Don’t forget to “watch” Minko’s github repository to get your daily dose of new features and fixes!

New Minko Feature: ByteArray Streams

I’ve just pushed on github my work for the past few weeks and it’s a major update. But most of you should not
have to change a single line of code in the best case. The two major changes are the activation of
frustum culling – who now works perfectly well – and the use of ByteArray objectst to store vertex/index
streams data.

Using ByteArray instead of Vector, why are we doing this?

As you might now, Number is the equivalent of the “double” data type and as such they are stored on
64bits. As 32bits is all a GPU can handle regarding vertex data it is a big waste of RAM. Using ByteArray
makes it possible to store floats as floats and avoid any memory waste
. The same goes with indices stored
in uint when they are actually shorts.

Another important optimization is the GPU upload. Using Number of uint requires the Flash player to
re-interpret every value before upload: each 64bits Number has to be turned into a 32bits float, each
32bit uint has to be turned into a 16bits short. This process is slow by itself, but it also prevent
the Flash player to simply memcopy the buffers into the GPU data. Thus, using ByteArray should really
speed up the upload of the streams data to the GPU
and make it as fast as possible. This difference should be even bigger on low-end and
mobile devices.

Finally, it also makes it a lot faster to load external assets because it is now possible to memcopy
chunk of binary files directly into vertex/index streams. It should also prove to be very very useful
for a few exclusive – and quite honestly truly incredible – features we will add in the next few months.

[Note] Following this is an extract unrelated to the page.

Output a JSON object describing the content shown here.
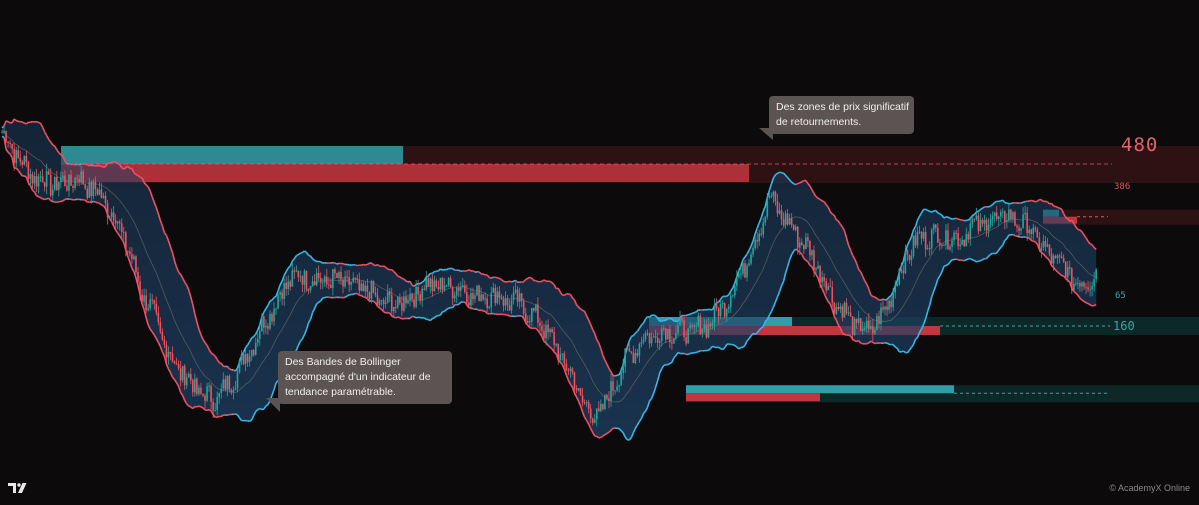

What does it change for you ?

If you’ve never been playing around with the vertex/index streams raw data, it should not change a single
thing in your code
. For example, iterators such as VertexIterator and TriangleIterator will keep working just the way
they did. A good example of this is the TerrainExample, who runs just fine without a single change.

If you are relying on VertexStream.lock() or IndexStream.lock(), you will find that those methods now
return a ByteArray instead of a Vector. You should update you code accordingly. If you want to see a good example of ByteArray manipulations for streams, you can read the code of the Geometry.fillNormalsData() and Geometry.fillTangentsData() methods.

What’s next?

This and some recent additions should make it much easier to keep streams data in the RAM without wasting too much memory and be able to restore it on context device loss. It’s not implemented yet but it’s a good first step on this complicated memory management path.

Another possible feature would be to store streams data in compressed ByteArray. As LZMA compression is now available, it could save a lot of memory. The only price to pay would be to have to uncompress the data before being able to read/write it.